By Jim Angell, Cowboy State Daily
A group of Platte County Detention Center inmates is suing the jail, the county, and its commissioners, claiming some of their confidential mail was opened in violation of their constitutional rights.
The inmates are seeking more than $2 million in damages for the jail’s adoption of a policy under which they said mail to and from them from various courts was opened and scanned into a computer system.
“The plaintiffs have a constitutional right to communicate with the court freely and unobstructed,” said the lawsuit filed in U.S. District court on Friday. “Defendants’ conduct of inspecting and reading both incoming and outgoing court mail outside of plaintiffs’ presence creates a chilling effect and is a violation of plaintiffs’ rights.”
The lawsuit was originally filed in state district court by David Jackson-Mackay, Arthur Penrod, Tyler McCurdy, Austin Anderson and Preston Wisenbaker, all identified as inmates at the jail when the policy was adopted.
According to the lawsuit, until mid-February, mail to and from inmates from local, state, tribal and federal courts was treated as “legal mail” and given to inmates without being opened.
After Feb. 23, however, the policy was changed and mail from courts was opened and scanned into the computer system.
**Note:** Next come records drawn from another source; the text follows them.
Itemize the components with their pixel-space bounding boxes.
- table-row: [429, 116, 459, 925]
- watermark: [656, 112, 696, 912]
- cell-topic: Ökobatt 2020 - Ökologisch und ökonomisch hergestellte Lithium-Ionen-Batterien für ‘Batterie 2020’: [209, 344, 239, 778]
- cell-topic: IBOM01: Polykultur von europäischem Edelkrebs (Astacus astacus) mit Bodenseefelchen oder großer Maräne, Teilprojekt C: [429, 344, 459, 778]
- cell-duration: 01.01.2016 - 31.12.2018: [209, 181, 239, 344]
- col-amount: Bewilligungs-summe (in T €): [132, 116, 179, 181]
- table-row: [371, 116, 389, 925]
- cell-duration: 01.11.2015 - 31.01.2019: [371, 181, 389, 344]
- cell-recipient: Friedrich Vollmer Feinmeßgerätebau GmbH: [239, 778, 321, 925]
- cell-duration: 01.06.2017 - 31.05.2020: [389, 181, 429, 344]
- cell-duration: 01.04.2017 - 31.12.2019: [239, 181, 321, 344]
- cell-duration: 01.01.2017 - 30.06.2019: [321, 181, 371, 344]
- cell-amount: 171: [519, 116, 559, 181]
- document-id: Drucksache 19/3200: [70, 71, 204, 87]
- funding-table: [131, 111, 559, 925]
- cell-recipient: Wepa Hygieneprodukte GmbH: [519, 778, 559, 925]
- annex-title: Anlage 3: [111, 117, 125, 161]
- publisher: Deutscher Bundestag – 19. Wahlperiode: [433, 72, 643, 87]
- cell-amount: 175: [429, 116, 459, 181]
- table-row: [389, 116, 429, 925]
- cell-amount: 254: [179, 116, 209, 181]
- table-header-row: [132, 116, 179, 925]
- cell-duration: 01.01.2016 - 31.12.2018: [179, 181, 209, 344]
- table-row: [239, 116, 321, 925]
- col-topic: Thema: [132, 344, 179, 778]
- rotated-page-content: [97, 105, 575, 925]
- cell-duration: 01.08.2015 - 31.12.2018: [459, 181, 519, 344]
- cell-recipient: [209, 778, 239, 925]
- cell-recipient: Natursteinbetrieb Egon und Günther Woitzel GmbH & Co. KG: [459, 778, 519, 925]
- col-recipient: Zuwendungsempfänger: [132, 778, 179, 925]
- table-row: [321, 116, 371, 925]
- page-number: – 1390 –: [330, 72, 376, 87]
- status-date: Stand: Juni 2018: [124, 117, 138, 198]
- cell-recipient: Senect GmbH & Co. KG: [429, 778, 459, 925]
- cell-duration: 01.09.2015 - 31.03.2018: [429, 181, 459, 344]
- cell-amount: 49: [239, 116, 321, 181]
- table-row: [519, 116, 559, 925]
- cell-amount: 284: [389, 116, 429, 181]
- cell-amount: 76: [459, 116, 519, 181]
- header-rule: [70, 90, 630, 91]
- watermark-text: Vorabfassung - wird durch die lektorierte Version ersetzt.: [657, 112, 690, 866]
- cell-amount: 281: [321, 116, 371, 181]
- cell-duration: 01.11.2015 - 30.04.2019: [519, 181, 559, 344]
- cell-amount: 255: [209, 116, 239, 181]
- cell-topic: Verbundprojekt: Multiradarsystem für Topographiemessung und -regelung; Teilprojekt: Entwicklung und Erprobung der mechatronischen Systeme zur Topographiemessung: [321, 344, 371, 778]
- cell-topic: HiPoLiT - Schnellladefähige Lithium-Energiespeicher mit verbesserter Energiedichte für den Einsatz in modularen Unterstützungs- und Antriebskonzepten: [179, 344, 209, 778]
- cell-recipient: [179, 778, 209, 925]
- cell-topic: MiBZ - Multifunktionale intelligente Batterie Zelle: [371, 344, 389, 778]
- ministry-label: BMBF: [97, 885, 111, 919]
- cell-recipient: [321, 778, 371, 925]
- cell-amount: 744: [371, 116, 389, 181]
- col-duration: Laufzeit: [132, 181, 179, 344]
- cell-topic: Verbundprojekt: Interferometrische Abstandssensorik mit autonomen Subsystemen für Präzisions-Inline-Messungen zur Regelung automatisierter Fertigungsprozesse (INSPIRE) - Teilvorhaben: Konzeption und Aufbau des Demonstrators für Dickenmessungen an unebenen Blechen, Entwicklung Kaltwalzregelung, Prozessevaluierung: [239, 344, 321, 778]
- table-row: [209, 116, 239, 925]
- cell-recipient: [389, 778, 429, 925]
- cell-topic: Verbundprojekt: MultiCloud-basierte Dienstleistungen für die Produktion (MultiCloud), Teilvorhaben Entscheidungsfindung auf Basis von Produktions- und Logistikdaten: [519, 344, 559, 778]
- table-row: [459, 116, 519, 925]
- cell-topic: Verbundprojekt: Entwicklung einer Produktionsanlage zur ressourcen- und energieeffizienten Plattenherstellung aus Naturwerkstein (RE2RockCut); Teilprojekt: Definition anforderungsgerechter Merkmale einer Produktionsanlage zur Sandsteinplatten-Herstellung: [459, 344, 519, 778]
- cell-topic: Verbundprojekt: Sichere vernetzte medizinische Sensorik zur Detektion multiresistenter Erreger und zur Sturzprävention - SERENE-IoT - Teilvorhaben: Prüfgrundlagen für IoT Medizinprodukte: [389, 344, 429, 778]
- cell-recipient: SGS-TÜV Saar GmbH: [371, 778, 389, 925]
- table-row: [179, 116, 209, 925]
The mail includes pleadings, worksheets and related documents, the lawsuit said.
The lawsuit said the inmates were told that the detention center would no longer consider mail to and from courts “legal mail” and would handle the mail as it did any other piece of mail.
The policy violates the inmates constitutionally guaranteed rights to Freedom of Speech, to protection as criminal defendants and to equal protection of the law.
The lawsuit names as defendants Platte County Sheriff Clyde Harris, two Platte County Detention Center officers, Platte County itself, its commissioners, sheriff’s department and detention center and asks for damages of $300,000 from each.